Altruist riding 140% growth trajectory in 'breakout' year, CEO says

Altruist riding 140% growth trajectory in 'breakout' year, CEO says
Altruist CEO Jason Wenk
Jason Wenk says his RIA custodian is far ahead of targets as Altruist Advisors beta program draws five times more applicants than expected
JUN 17, 2026

Between launching new products and onboarding financial advisors to Altruist, CEO Jason Wenk says 2026 has been a breakout year for the RIA custodian startup founded in 2018.

“We had our best ever quarter in Q1 and then surpassed that with the first two months of Q2, so we're something like 140% of expected trajectory in terms of virtually all of the top line metrics — things like assets and revenue, and so forth,” Wenk told InvestmentNews. “This has been sort of a banner breakout year, we're quite a bit ahead of plans.”

Texas-based RIA Holistic Planning was announced this week as Altruist’s newest custodian user. The advisory firm will move $450 million of its $1.25 billion in client assets under management to Altruist, while also remaining partnered with Schwab, Pershing, and Raymond James for custody. 

“Their [Holistic Planning’s] business model is unique in that they recruit advisors primarily from Edward Jones,” said Wenk. “So, a lot of the why isn't more [assets] coming over is because those were advisors who recently transitioned to independence.
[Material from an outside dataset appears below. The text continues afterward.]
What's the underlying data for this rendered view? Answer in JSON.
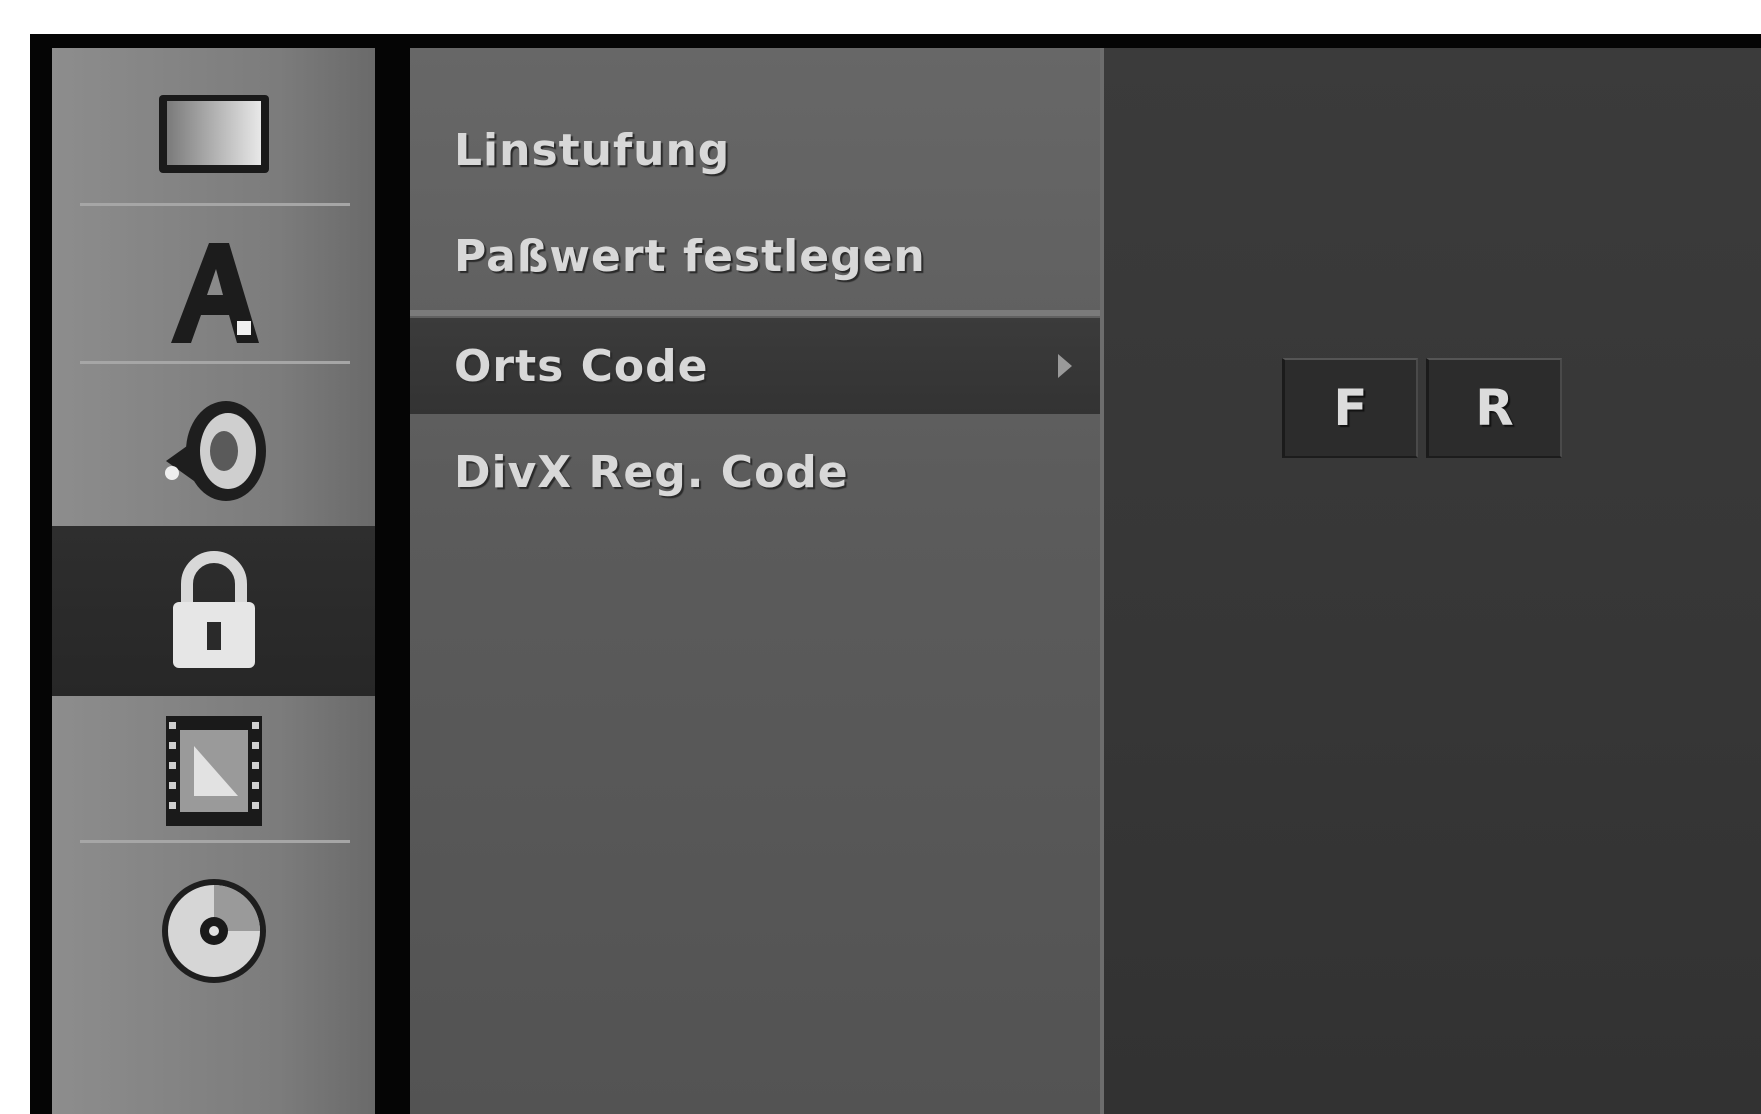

On a go-forward basis, the new firms that are coming out are 100% on Altruist. I suspect that as time goes by, you'll see that proportion continue to favor Altruist.”

Altruist positions itself as the tech-forward custodian option in a marketplace led by Charles Schwab, which custodies $5.5 trillion in assets for around 16,000 RIAs. Schwab plans to open 30 in-house Schwab Wealth Advisory locations by the end of this year, which prompted some advisors to voice concerns of the custodian competing with RIAs for the same pool of clients.

“If the pilot [for Schwab] worked well, and you expand to 30, then why not eventually expand to 50? Why not eventually hundreds, and why not eventually just take all the clients yourself?” Wenk said of Altruist’s custodian competitor. “What it boils down to is, do you believe you can serve end-clients better yourself or by powering independent advisors? And we took the approach that the absolute best thing for consumers and for the industry is to support independent small businesses.”

The SEC has stated that about 75% of the country’s 21,650 RIAs have less than $1 billion in assets. Wenk views these firms as being core to Altruist’s business appeal.

“People might not like that moniker, but the reality is almost every RIA in the country is technically a small business, they employ less than 100 people,” said Wenk. “We are 110% focused on supporting independent advisors and helping them do the best they can for their clients, and that's not what other folks are choosing.”

Altruist added tax planning to its advisor AI platform Hazel in February, which sparked a downturn in share prices of publicly-traded legacy advisor brands Schwab, LPL, and Raymond James. So far this year, Altruist has also announced new products around direct indexing and private markets for advisors, including access to private equity and real estate investments. 

“Altruist’s API connectivity gives us the flexibility to build the operating experience we want—not just for our own advisors and clients, but for the independent advisors we plan to bring onto HolisticOS,” Holistic Planning founder and CEO Jason Barber said in a statement. “Moreover, having the alternatives marketplace directly within the platform was a game-changer. That combination made Altruist the right fit for our long-term vision.

A beta program of Altruist Advisors launched in May as a new model for Altruist to deliver compliance, custody, and operational infrastructure to small independent advisors. A broader launch of the program is planned for the fall, and Wenk says Altruist had “probably five times the number of people try to sign up than we had room for,” in its early beta phase.

“I'd say the typical range was between $100 million and $300 million in client assets, and all of them over 10 years of experience in the industry, some closer to 20 years,” Wenk said of onboarding Altruist Advisors members. “Some are coming from the independent broker dealer channel and others are coming from a W-2 employee channel, so they're true breakaways moving into the RIA channel for the first time. Then some are coming from other RIAs, folks who were maybe the junior advisor of a larger team and they want to form their own firm.”

Wenk previously told InvestmentNews in October 2025 that Altruist is on a “fairly clear path to profitability.” In October, Altruist laid off about 50 employees, representing a 15% staff reduction at the time.